You’ve only raised a measly $20 million thus far. But that pales in comparison to Google parent firm Alphabet’s $183 billion in revenue in 2020, the vast majority of which came from advertising.

Socher is well aware of the difficulty of competing with Google. However, he cautions that Google’s emphasis on selling advertising may eventually limit its capacity to experiment with different ideas and search layouts. (After all, if someone pays to be at the top of a list, they’re unlikely to be pleased if they suddenly find themselves one entry in a much larger grid.) At some point, the necessity for pure search clashes with the revenue-generating mechanism of selling adverts. “It’s becoming increasingly difficult to find naturally related information [on Google],” he remarked.

The start of a journey

You are still at the beginning of a long journey. The search engine has recently entered public beta, allowing the entire public to evaluate and use it. There are also clear ways in which You could improve its services, most notably by making it a touch-friendly mobile interface.
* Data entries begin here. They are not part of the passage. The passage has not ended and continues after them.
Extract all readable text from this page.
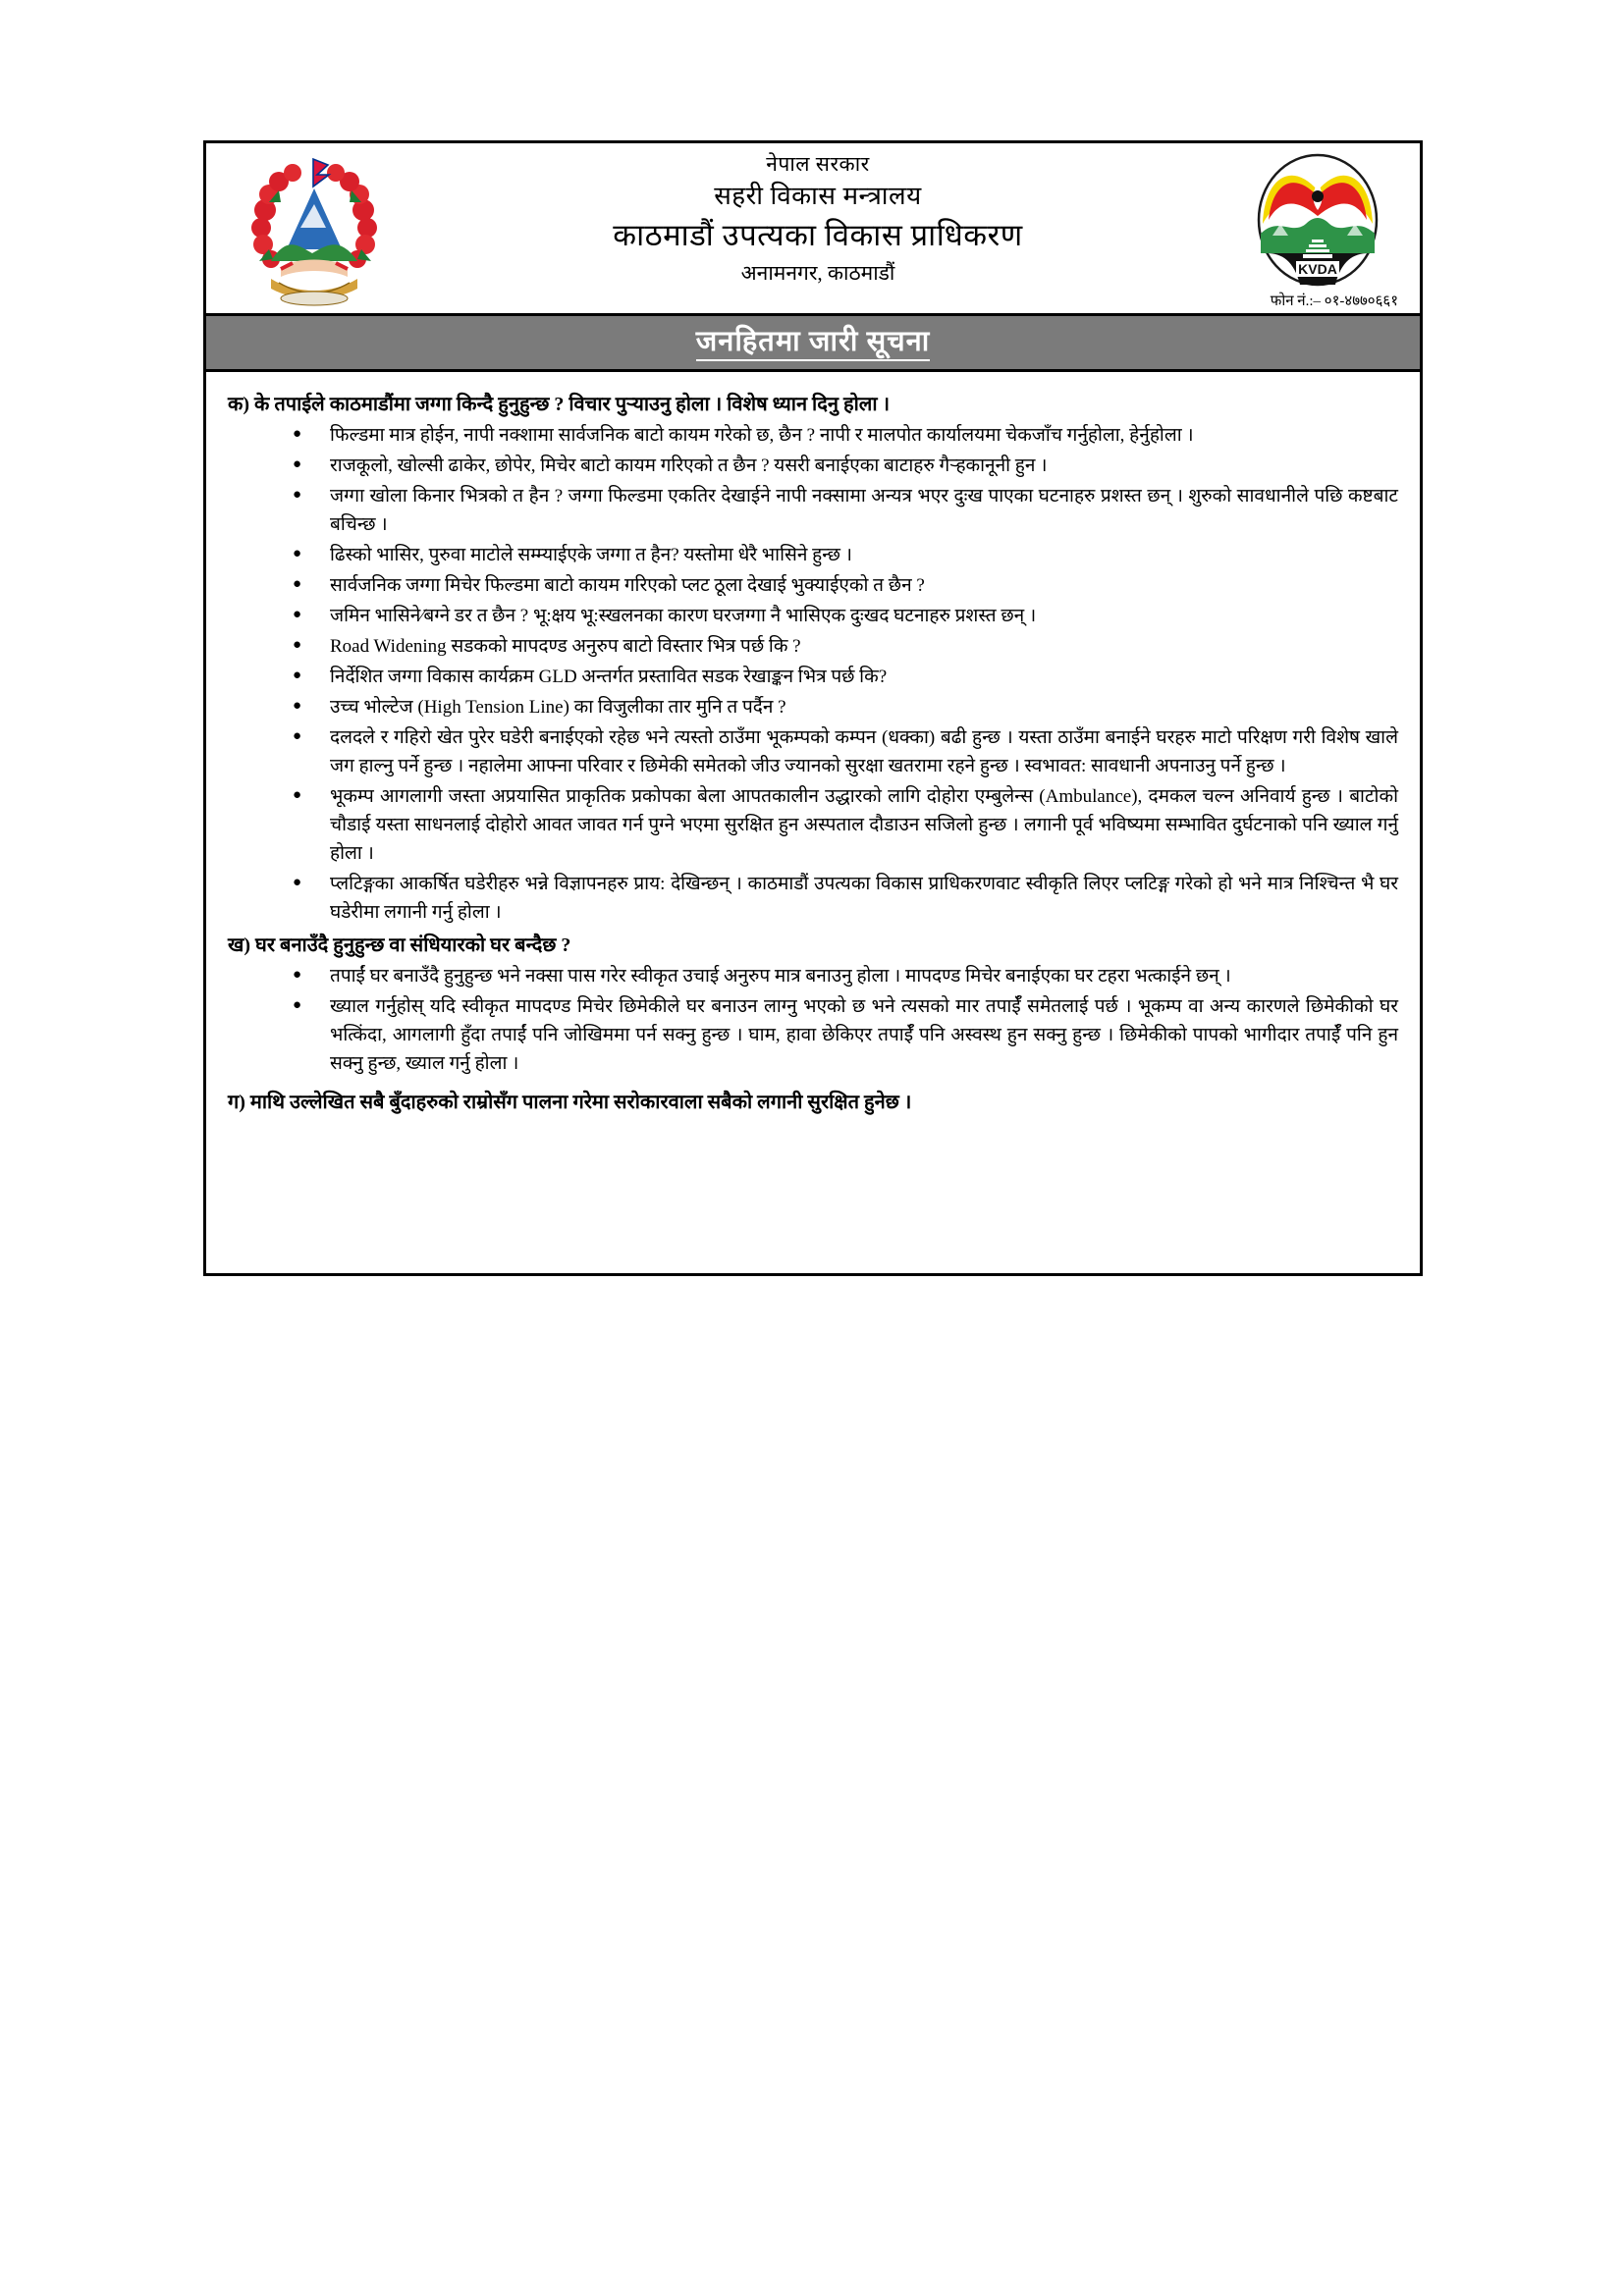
नेपाल सरकार
सहरी विकास मन्त्रालय
काठमाडौं उपत्यका विकास प्राधिकरण
अनामनगर, काठमाडौं	KVDA
फोन नं.:– ०१-४७७०६६१
जनहितमा जारी सूचना
क) के तपाईले काठमाडौंमा जग्गा किन्दै हुनुहुन्छ ? विचार पुऱ्याउनु होला । विशेष ध्यान दिनु होला ।
● फिल्डमा मात्र होईन, नापी नक्शामा सार्वजनिक बाटो कायम गरेको छ, छैन ? नापी र मालपोत कार्यालयमा चेकजाँच गर्नुहोला, हेर्नुहोला ।
● राजकूलो, खोल्सी ढाकेर, छोपेर, मिचेर बाटो कायम गरिएको त छैन ? यसरी बनाईएका बाटाहरु गैऱ्हकानूनी हुन ।
● जग्गा खोला किनार भित्रको त हैन ? जग्गा फिल्डमा एकतिर देखाईने नापी नक्सामा अन्यत्र भएर दुःख पाएका घटनाहरु प्रशस्त छन् । शुरुको सावधानीले पछि कष्टबाट बचिन्छ ।
● ढिस्को भासिर, पुरुवा माटोले सम्म्याईएके जग्गा त हैन? यस्तोमा धेरै भासिने हुन्छ ।
● सार्वजनिक जग्गा मिचेर फिल्डमा बाटो कायम गरिएको प्लट ठूला देखाई भुक्याईएको त छैन ?
● जमिन भासिने⁄बग्ने डर त छैन ? भू:क्षय भू:स्खलनका कारण घरजग्गा नै भासिएक दुःखद घटनाहरु प्रशस्त छन् ।
● Road Widening सडकको मापदण्ड अनुरुप बाटो विस्तार भित्र पर्छ कि ?
● निर्देशित जग्गा विकास कार्यक्रम GLD अन्तर्गत प्रस्तावित सडक रेखाङ्कन भित्र पर्छ कि?
● उच्च भोल्टेज (High Tension Line) का विजुलीका तार मुनि त पर्दैन ?
● दलदले र गहिरो खेत पुरेर घडेरी बनाईएको रहेछ भने त्यस्तो ठाउँमा भूकम्पको कम्पन (धक्का) बढी हुन्छ । यस्ता ठाउँमा बनाईने घरहरु माटो परिक्षण गरी विशेष खाले जग हाल्नु पर्ने हुन्छ । नहालेमा आफ्ना परिवार र छिमेकी समेतको जीउ ज्यानको सुरक्षा खतरामा रहने हुन्छ । स्वभावत: सावधानी अपनाउनु पर्ने हुन्छ ।
● भूकम्प आगलागी जस्ता अप्रयासित प्राकृतिक प्रकोपका बेला आपतकालीन उद्धारको लागि दोहोरा एम्बुलेन्स (Ambulance), दमकल चल्न अनिवार्य हुन्छ । बाटोको चौडाई यस्ता साधनलाई दोहोरो आवत जावत गर्न पुग्ने भएमा सुरक्षित हुन अस्पताल दौडाउन सजिलो हुन्छ । लगानी पूर्व भविष्यमा सम्भावित दुर्घटनाको पनि ख्याल गर्नु होला ।
● प्लटिङ्गका आकर्षित घडेरीहरु भन्ने विज्ञापनहरु प्राय: देखिन्छन् । काठमाडौं उपत्यका विकास प्राधिकरणवाट स्वीकृति लिएर प्लटिङ्ग गरेको हो भने मात्र निश्चिन्त भै घर घडेरीमा लगानी गर्नु होला ।
ख) घर बनाउँदै हुनुहुन्छ वा संधियारको घर बन्दैछ ?
● तपाईं घर बनाउँदै हुनुहुन्छ भने नक्सा पास गरेर स्वीकृत उचाई अनुरुप मात्र बनाउनु होला । मापदण्ड मिचेर बनाईएका घर टहरा भत्काईने छन् ।
● ख्याल गर्नुहोस् यदि स्वीकृत मापदण्ड मिचेर छिमेकीले घर बनाउन लाग्नु भएको छ भने त्यसको मार तपाईँ समेतलाई पर्छ । भूकम्प वा अन्य कारणले छिमेकीको घर भत्किंदा, आगलागी हुँदा तपाईं पनि जोखिममा पर्न सक्नु हुन्छ । घाम, हावा छेकिएर तपाईँ पनि अस्वस्थ हुन सक्नु हुन्छ । छिमेकीको पापको भागीदार तपाईँ पनि हुन सक्नु हुन्छ, ख्याल गर्नु होला ।
ग) माथि उल्लेखित सबै बुँदाहरुको राम्रोसँग पालना गरेमा सरोकारवाला सबैको लगानी सुरक्षित हुनेछ ।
“The interface is designed to be mobile, and we will make further progress [in that area] very soon,” Socher added. “However, the PC experience is currently far superior. We haven’t put forth enough effort… we’re simply a small startup. We simply didn’t have the time or resources to make it operate on a variety of platforms. [However,] we will continue to improve the mobile experience in the next weeks and months.”

But one thing is certain: as difficult as the task ahead of You is, it holds a lot of promise. Search will only become more vital, and its requirements will vary as the internet evolves. You have a clever staff working for you, as well as some big-name investors, including Salesforce CEO Marc Benioff. It now remains to be seen whether it can deliver.

Taking on the powerful Google is a very difficult task. But then, when Google co-founders Larry Page and Sergey Brin set out to design a page-ranking search algorithm for their Ph.D. thesis, they were also attacking Yahoo. And it worked out very well for them.